LLM API

Embeddings

Embeddings map text to a vector of numbers so you can measure semantic similarity.

Use embeddings to power semantic search, deduplication, clustering, classification and retrieval-augmented generation (RAG). Similar meanings produce nearby vectors, which you compare with cosine similarity.

Create an embedding

Pass a single string or an array of strings. Each input gets one vector back, in request order.

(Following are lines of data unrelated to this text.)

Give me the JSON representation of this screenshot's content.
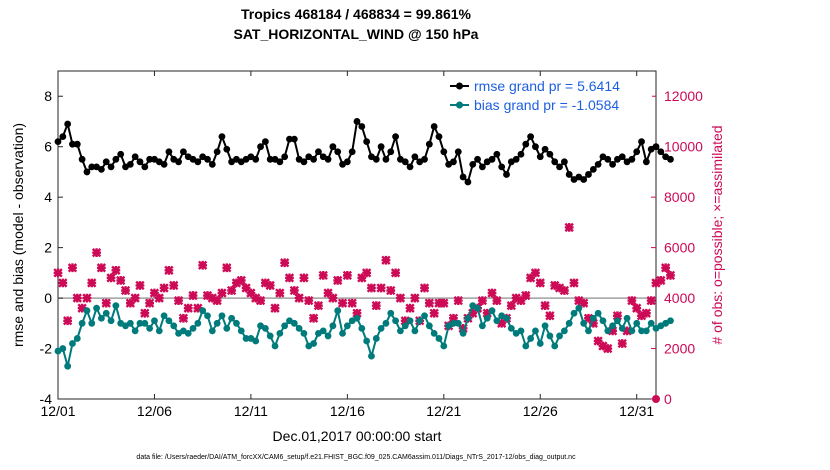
{
  "chart_data": {
    "type": "line",
    "title": "Tropics 468184 / 468834 = 99.861%",
    "subtitle": "SAT_HORIZONTAL_WIND @ 150 hPa",
    "xlabel": "Dec.01,2017 00:00:00 start",
    "ylabel_left": "rmse and bias (model - observation)",
    "ylabel_right": "# of obs: o=possible; ×=assimilated",
    "footer": "data file: /Users/raeder/DAI/ATM_forcXX/CAM6_setup/f.e21.FHIST_BGC.f09_025.CAM6assim.011/Diags_NTrS_2017-12/obs_diag_output.nc",
    "x_ticks": [
      0,
      5,
      10,
      15,
      20,
      25,
      30
    ],
    "x_tick_labels": [
      "12/01",
      "12/06",
      "12/11",
      "12/16",
      "12/21",
      "12/26",
      "12/31"
    ],
    "xlim": [
      0,
      31
    ],
    "ylim_left": [
      -4,
      9
    ],
    "y_ticks_left": [
      -4,
      -2,
      0,
      2,
      4,
      6,
      8
    ],
    "ylim_right": [
      0,
      13000
    ],
    "y_ticks_right": [
      0,
      2000,
      4000,
      6000,
      8000,
      10000,
      12000
    ],
    "zero_line": 0,
    "legend": {
      "position": "top-right",
      "entries": [
        "rmse grand pr = 5.6414",
        "bias grand pr = -1.0584"
      ]
    },
    "colors": {
      "rmse": "#000000",
      "bias": "#007b7b",
      "obs": "#cc0a55",
      "zero_line": "#a0a0a0",
      "legend_text": "#1d5fe0"
    },
    "series": [
      {
        "name": "rmse grand pr = 5.6414",
        "axis": "left",
        "marker": "dot",
        "x_start": 0,
        "x_step": 0.25,
        "values": [
          6.2,
          6.4,
          6.9,
          6.1,
          6.1,
          5.5,
          5.0,
          5.2,
          5.2,
          5.1,
          5.4,
          5.2,
          5.5,
          5.7,
          5.2,
          5.3,
          5.6,
          5.4,
          5.2,
          5.5,
          5.5,
          5.4,
          5.3,
          5.8,
          5.5,
          5.4,
          5.8,
          5.6,
          5.5,
          5.4,
          5.6,
          5.5,
          5.3,
          5.8,
          6.4,
          5.9,
          5.4,
          5.5,
          5.4,
          5.5,
          5.6,
          5.5,
          6.0,
          6.2,
          5.5,
          5.5,
          5.4,
          5.6,
          6.3,
          6.3,
          5.5,
          5.4,
          5.6,
          5.5,
          5.8,
          5.6,
          5.5,
          6.0,
          5.8,
          5.3,
          5.4,
          5.8,
          7.0,
          6.8,
          6.2,
          5.6,
          5.5,
          6.0,
          5.5,
          5.8,
          6.4,
          5.5,
          5.4,
          5.2,
          5.6,
          5.4,
          5.5,
          6.1,
          6.8,
          6.4,
          5.8,
          5.3,
          5.4,
          5.8,
          4.8,
          4.6,
          5.3,
          5.5,
          5.2,
          5.4,
          5.5,
          5.7,
          5.2,
          4.9,
          5.4,
          5.5,
          5.7,
          6.1,
          6.4,
          6.0,
          5.6,
          5.9,
          5.7,
          5.4,
          5.2,
          5.4,
          4.9,
          4.7,
          4.8,
          4.7,
          4.9,
          5.1,
          5.3,
          5.6,
          5.5,
          5.3,
          5.5,
          5.6,
          5.4,
          5.5,
          5.8,
          6.2,
          5.4,
          5.9,
          6.0,
          5.8,
          5.6,
          5.5
        ]
      },
      {
        "name": "bias grand pr = -1.0584",
        "axis": "left",
        "marker": "dot",
        "x_start": 0,
        "x_step": 0.25,
        "values": [
          -2.1,
          -2.0,
          -2.7,
          -1.8,
          -1.6,
          -1.0,
          -0.5,
          -1.0,
          -0.4,
          -0.8,
          -0.6,
          -0.9,
          -0.3,
          -1.0,
          -1.1,
          -1.0,
          -1.3,
          -1.0,
          -1.0,
          -1.2,
          -0.9,
          -1.3,
          -0.7,
          -0.9,
          -1.1,
          -1.4,
          -1.3,
          -1.4,
          -1.2,
          -1.0,
          -0.5,
          -0.7,
          -1.3,
          -1.0,
          -0.7,
          -1.2,
          -0.8,
          -1.0,
          -1.3,
          -1.6,
          -1.6,
          -1.7,
          -1.1,
          -1.2,
          -1.5,
          -1.9,
          -1.4,
          -1.1,
          -0.9,
          -1.0,
          -1.2,
          -1.4,
          -1.9,
          -1.8,
          -1.4,
          -1.3,
          -1.5,
          -1.1,
          -0.5,
          -1.4,
          -1.1,
          -0.9,
          -0.8,
          -1.2,
          -1.7,
          -2.3,
          -1.6,
          -1.2,
          -1.0,
          -0.6,
          -0.9,
          -1.3,
          -1.1,
          -0.9,
          -1.3,
          -0.9,
          -0.7,
          -1.1,
          -1.4,
          -1.6,
          -1.9,
          -1.1,
          -1.0,
          -1.0,
          -1.4,
          -0.8,
          -0.3,
          -0.4,
          -1.1,
          -0.8,
          -0.5,
          -0.9,
          -0.7,
          -0.8,
          -1.2,
          -1.4,
          -1.3,
          -1.9,
          -1.6,
          -1.3,
          -1.8,
          -1.1,
          -1.5,
          -1.9,
          -1.5,
          -1.3,
          -1.0,
          -0.6,
          -0.4,
          -1.0,
          -1.3,
          -0.8,
          -0.6,
          -0.9,
          -1.3,
          -1.1,
          -0.9,
          -1.2,
          -0.8,
          -1.3,
          -1.0,
          -1.3,
          -1.3,
          -1.0,
          -1.2,
          -1.1,
          -1.0,
          -0.9
        ]
      },
      {
        "name": "obs assimilated",
        "axis": "right",
        "marker": "x",
        "x_start": 0,
        "x_step": 0.25,
        "values": [
          5000,
          4600,
          3100,
          5200,
          4000,
          3600,
          4000,
          4600,
          5800,
          5200,
          3800,
          4800,
          5100,
          4700,
          4300,
          3800,
          4000,
          4500,
          3400,
          3800,
          4200,
          4000,
          4400,
          5100,
          4500,
          3900,
          3200,
          3600,
          4100,
          3600,
          5300,
          4100,
          4000,
          3900,
          4200,
          5200,
          4300,
          4600,
          4700,
          4400,
          4200,
          4000,
          3900,
          4600,
          4500,
          3600,
          4200,
          5400,
          4800,
          4300,
          4000,
          4800,
          3900,
          3200,
          3700,
          4900,
          4200,
          4000,
          4700,
          3800,
          4900,
          3800,
          3400,
          4800,
          5000,
          4400,
          3700,
          4400,
          5500,
          4300,
          5000,
          4000,
          3100,
          3600,
          4000,
          3100,
          4400,
          3800,
          3400,
          3800,
          3800,
          2900,
          3200,
          3900,
          2800,
          3200,
          3400,
          3600,
          3900,
          3400,
          4200,
          3900,
          3000,
          3200,
          3700,
          4000,
          3900,
          4100,
          4800,
          5000,
          4600,
          3700,
          3300,
          4500,
          4400,
          4300,
          6800,
          4600,
          3900,
          3800,
          3200,
          3000,
          2300,
          2100,
          2000,
          2700,
          3300,
          2200,
          2700,
          3900,
          3600,
          3300,
          3400,
          3900,
          4600,
          4700,
          5200,
          4900
        ]
      },
      {
        "name": "obs possible (final)",
        "axis": "right",
        "marker": "o",
        "x_start": 31,
        "x_step": 0,
        "values": [
          0
        ]
      }
    ]
  }
}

resp = client.embeddings.create(
    model="bge-m3",
    input=["semantic search over documents", "retrieval-augmented generation"],
)

for item in resp.data:
    print(item.index, len(item.embedding))

Response

json

{
  "object": "list",
  "model": "bge-m3",
  "data": [
    { "index": 0, "object": "embedding", "embedding": [-0.0399, 0.0373, ...] },
    { "index": 1, "object": "embedding", "embedding": [0.0112, -0.0287, ...] }
  ],
  "usage": { "prompt_tokens": 8, "total_tokens": 8 }
}

Cosine similarity

To compare two embeddings, take the cosine of the angle between them:

python

import numpy as np

def cosine(a, b):
    a, b = np.array(a), np.array(b)
    return float(a @ b / (np.linalg.norm(a) * np.linalg.norm(b)))

sim = cosine(resp.data[0].embedding, resp.data[1].embedding)

Choosing a model

bge-m3 is a strong multilingual default. Reach for qwen3-embedding-8b when retrieval quality matters more than cost or latency. Use one model consistently — vectors from different models are not comparable.